The two visualizations can be combined in a single dashboard and will consider filters added via the KQL query bar:
With this notebook we're creating another scatterplot matrix using the cars dataset you might know from Vega. However, this time we're taking the data from outside Elasticsearch and index it using eland.
Before moving on with this notebook, we used Elasticsearch's Machine Learning to detect outliers on the cars dataset. We then use the newly created index including the outlier metadata in this notebook to create a scatterplot matrix that highlights these outliers. Additionally it includes a Vega based slider to adjust the threshold for highlighting.
The final chart for this second dashboard is a violin chart to show the distribution of Miles per Gallon over different areas.

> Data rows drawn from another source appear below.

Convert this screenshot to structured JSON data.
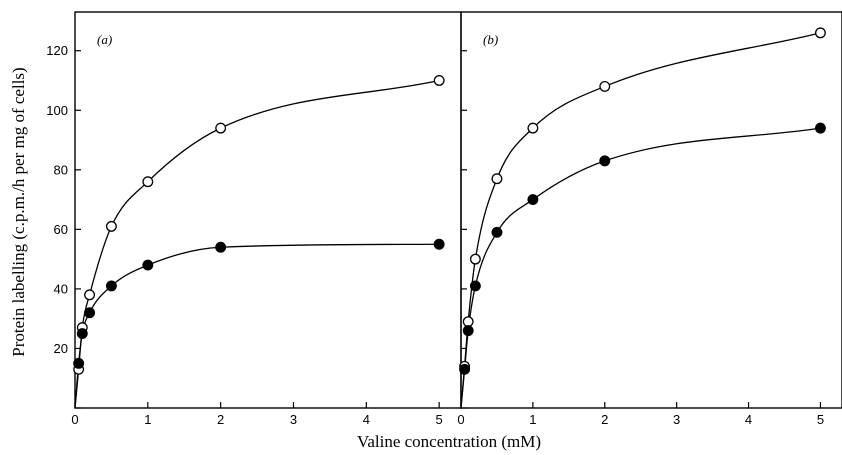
{
  "figure": {
    "ylabel": "Protein labelling (c.p.m./h per mg of cells)",
    "xlabel": "Valine concentration (mM)"
  },
  "chart_data": [
    {
      "type": "line",
      "panel_label": "(a)",
      "xlabel": "Valine concentration (mM)",
      "ylabel": "Protein labelling (c.p.m./h per mg of cells)",
      "xlim": [
        0,
        5.3
      ],
      "ylim": [
        0,
        133
      ],
      "xticks": [
        0,
        1,
        2,
        3,
        4,
        5
      ],
      "yticks": [
        0,
        20,
        40,
        60,
        80,
        100,
        120
      ],
      "ytick_labels": [
        "20",
        "40",
        "60",
        "80",
        "100",
        "120"
      ],
      "grid": false,
      "series": [
        {
          "marker": "open-circle",
          "x": [
            0.05,
            0.1,
            0.2,
            0.5,
            1,
            2,
            5
          ],
          "y": [
            13,
            27,
            38,
            61,
            76,
            94,
            110
          ]
        },
        {
          "marker": "filled-circle",
          "x": [
            0.05,
            0.1,
            0.2,
            0.5,
            1,
            2,
            5
          ],
          "y": [
            15,
            25,
            32,
            41,
            48,
            54,
            55
          ]
        }
      ]
    },
    {
      "type": "line",
      "panel_label": "(b)",
      "xlabel": "Valine concentration (mM)",
      "ylabel": "",
      "xlim": [
        0,
        5.3
      ],
      "ylim": [
        0,
        133
      ],
      "xticks": [
        0,
        1,
        2,
        3,
        4,
        5
      ],
      "yticks": [
        0,
        20,
        40,
        60,
        80,
        100,
        120
      ],
      "grid": false,
      "series": [
        {
          "marker": "open-circle",
          "x": [
            0.05,
            0.1,
            0.2,
            0.5,
            1,
            2,
            5
          ],
          "y": [
            14,
            29,
            50,
            77,
            94,
            108,
            126
          ]
        },
        {
          "marker": "filled-circle",
          "x": [
            0.05,
            0.1,
            0.2,
            0.5,
            1,
            2,
            5
          ],
          "y": [
            13,
            26,
            41,
            59,
            70,
            83,
            94
          ]
        }
      ]
    }
  ]
}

This notebook demonstrates how small multiples of stacked bar chart histograms can be used to evaluate machine learning results, in this case comparing original values to predicted categorizations.
This notebook demonstrates how to replicate one of the custom charts of Kibana's Machine Learning plugin as an embeddable chart for dashboards.
On top of the previous example this adds user created annotations as an additional layer to the visualization. It's a great example of how VEGA is able to fetch data from different sources/indices, something not easily doable with Kibana's own visualizations.
In this example we're back at using small multiples to visualize data about distinct entities with highlighted anomalies.